Tuesday, September 17, 2013

No Left. No Right.

In many of the meditative moving arts, one of the hardest things to teach a Westerner is to give up their idea of “left and right.” We love “left and right.” It puts our world in order. We have even assigned whole moral judgments of good and bad to the leftness and rightness of things. When you begin to work the concepts of balance and harmony, you can’t hold on to this kind of separation.

What is one side becomes the other as the flow balance and intent shifts. If one side is firm, the other is soft. If what is hard is above, then what is yielding is below. If the green of the dragon’s back is seen, the white belly of the tiger is exposed too. The idea of balance only being possible if the separate states are both always in harmonious contrast and in constant movement. If I am sitting in absolute silence and stillness to meditate with all of my being calmed, it is the universe that becomes the balance and I am in harmony. It is a metaphor that every movement practice teaches.

Oddly enough, the thing that enabled me to go beyond the mere theory of all this and into being able to move with this balancing flow had nothing to do with a movement practice, it had to do with the cat. The mad kitten who roams the halls, Buddha belly swinging side to side, a portable altar in and of herself that people shower with offerings. She is…well compensated for her presence on Earth. I have understood through her company why it is said they are the only venerated animal for they are the last incarnation of a soul before it departs for the pure land. They have got it right and they are here enjoying life unless suffering is inflicted upon them.

I have had her as my constant companion for years. I am always looking for new ways of understanding her. It is one thing to live in happy habit with someone, it is another to live in habit with a creature that is so very different from you and doesn’t share a language. It is almost like we have an easy truce, she puts up with me for appropriate gift amounts and in return, I am allowed to project on her all my various interpretations of the leftness and rightness of her being.

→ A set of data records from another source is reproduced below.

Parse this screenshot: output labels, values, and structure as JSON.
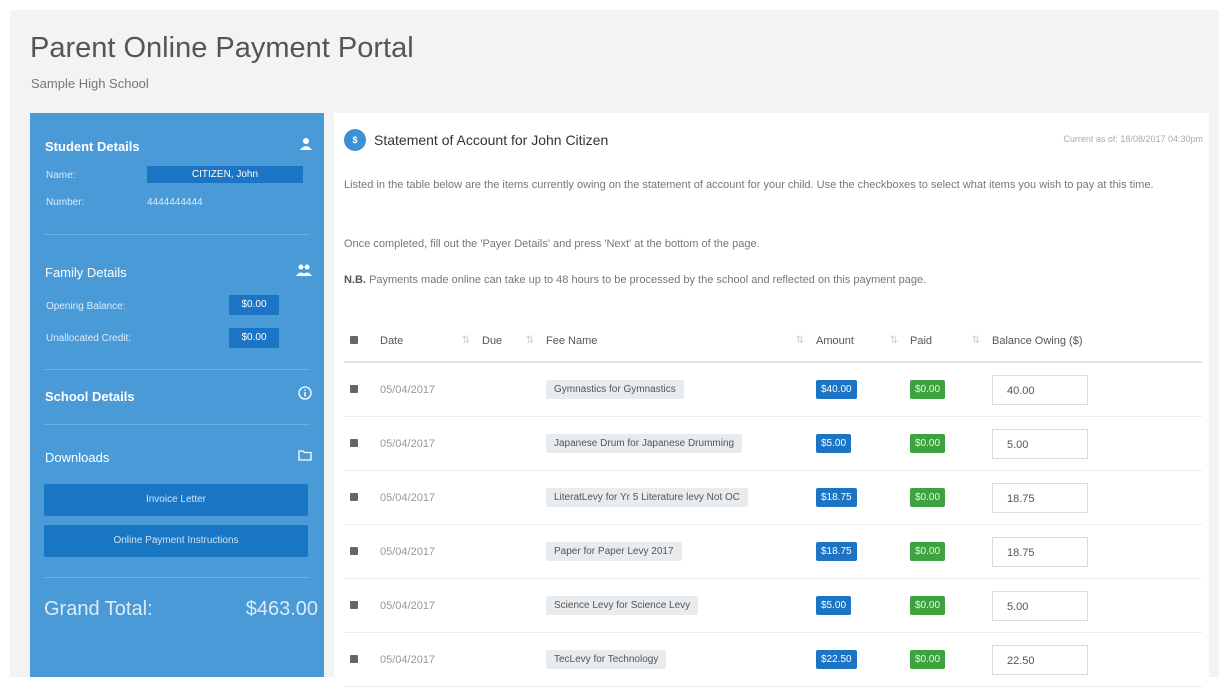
{
  "header": {
    "title": "Parent Online Payment Portal",
    "school": "Sample High School"
  },
  "sidebar": {
    "student": {
      "heading": "Student Details",
      "name_label": "Name:",
      "name_value": "CITIZEN, John",
      "number_label": "Number:",
      "number_value": "4444444444"
    },
    "family": {
      "heading": "Family Details",
      "opening_label": "Opening Balance:",
      "opening_value": "$0.00",
      "unallocated_label": "Unallocated Credit:",
      "unallocated_value": "$0.00"
    },
    "school": {
      "heading": "School Details"
    },
    "downloads": {
      "heading": "Downloads",
      "invoice_button": "Invoice Letter",
      "instructions_button": "Online Payment Instructions"
    },
    "grand_total_label": "Grand Total:",
    "grand_total_value": "$463.00"
  },
  "main": {
    "icon_text": "$",
    "title": "Statement of Account for John Citizen",
    "current_as_of": "Current as of: 18/08/2017 04:30pm",
    "para1": "Listed in the table below are the items currently owing on the statement of account for your child. Use the checkboxes to select what items you wish to pay at this time.",
    "para2": "Once completed, fill out the 'Payer Details' and press 'Next' at the bottom of the page.",
    "nb_label": "N.B.",
    "para3": "Payments made online can take up to 48 hours to be processed by the school and reflected on this payment page.",
    "columns": {
      "date": "Date",
      "due": "Due",
      "fee_name": "Fee Name",
      "amount": "Amount",
      "paid": "Paid",
      "balance": "Balance Owing ($)"
    },
    "rows": [
      {
        "date": "05/04/2017",
        "due": "",
        "fee": "Gymnastics for Gymnastics",
        "amount": "$40.00",
        "paid": "$0.00",
        "balance": "40.00"
      },
      {
        "date": "05/04/2017",
        "due": "",
        "fee": "Japanese Drum for Japanese Drumming",
        "amount": "$5.00",
        "paid": "$0.00",
        "balance": "5.00"
      },
      {
        "date": "05/04/2017",
        "due": "",
        "fee": "LiteratLevy for Yr 5 Literature levy Not OC",
        "amount": "$18.75",
        "paid": "$0.00",
        "balance": "18.75"
      },
      {
        "date": "05/04/2017",
        "due": "",
        "fee": "Paper for Paper Levy 2017",
        "amount": "$18.75",
        "paid": "$0.00",
        "balance": "18.75"
      },
      {
        "date": "05/04/2017",
        "due": "",
        "fee": "Science Levy for Science Levy",
        "amount": "$5.00",
        "paid": "$0.00",
        "balance": "5.00"
      },
      {
        "date": "05/04/2017",
        "due": "",
        "fee": "TecLevy for Technology",
        "amount": "$22.50",
        "paid": "$0.00",
        "balance": "22.50"
      }
    ]
  },
  "colors": {
    "sidebar": "#4a9ad8",
    "button": "#1976c5",
    "amount_badge": "#1c74c4",
    "paid_badge": "#3ea23f"
  }
}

It was my dog who taught me the value of animal behavioral research. I am still not sure why, but I had picked up a book on dog psychology by a researcher and learned a few things about how to relate to him. It changed our relationship quite a bit. He relaxed and became less my projected companion then a dog. I can’t judge if he was happy or not, but I can judge that he began to show more playful behavior and less behavior of fear (which we often interpret as affectionate behavior from a dog).

I tend to get up early in the morning, like very early – around 2am or so, to start my day. I also have a tendency to let myself follow trains of inquiry until about 4am when I have to pull my act together and get a little more productive. One of the trains I have been on is about cat behavior. In particular, following several articles about ways we interact with cats that well and truly either make them fearful or keep them on a defensive edge.

I was a little surprised to find out some things about eye contact and marking behavior. Some I knew, but I had assigned them different types of meaning. There were two that really struck me and I have been working on changing my behavior towards the mad kitten and the results have been…illuminating.

The two behaviors are:
  1. Eye contact is aggressive, if you make eye contact with a cat you have to break it up by doing an exaggerated blink periodically to communicate that you are not behaving in an aggressive way toward them.
  2. When a cat rolls over and exposes their belly, it is a form of expressed vulnerability that is not about submission, but is a desire for affirmation of connectednedness and bonding. When a cat exposes their belly, they don’t want it rubbed. They want the back of their head rubbed. It communicates that you are bypassing their vulnerable parts and stroking their head and sides of their face to mark them as being a part of your group. It is a very reassuring and confirming act.

So for about eight weeks, I have been careful to blink my eyes in this ridiculous and exaggerated manner when playing with the mad kitten and to rub her head whenever she throws herself down and exposes her belly.

This week…she suddenly blinked back at me. It was shockingly noticeable. It occurred on the same day she suddenly decided she neither had to hide from nor greet guests, but could stay asleep if she wanted. She also has become radically more playful and willing to play by herself when I am around. It is this subtle shift in our relationship together where it feels less like we have this close, emotional bond (my projection) and more like we are beginning to live in harmony as two very separate but dependent beings.

It lacks the…self-satisfactory feeling of believing the cat is hanging on my every mood and loving me unconditionally. It gives me pause to realize how I had been inadvertently behaving in a hostile way towards her, but it has revealed another depth to the concept of balance. If what is hard is presented, respond to what is yielding. If what is soft is given, support what is firm. In this way we create a space for all of the being to exist without a preferential state that demands they remain out of balance. When you give up your projections and desires for how you wish the world to be, you free yourself and everything else to breathe.

Green Dragon, White Tiger. When I teach people Chen Tai Chi, those directions make sense to them rather than “stepping to the left, or move your right arm” because everything is circular, everything flows and nothing ever remains the same.

But oh yes,
There is a constant in the middle,

But that is a door to an entirely separate (but harmonious) part of the universe itself.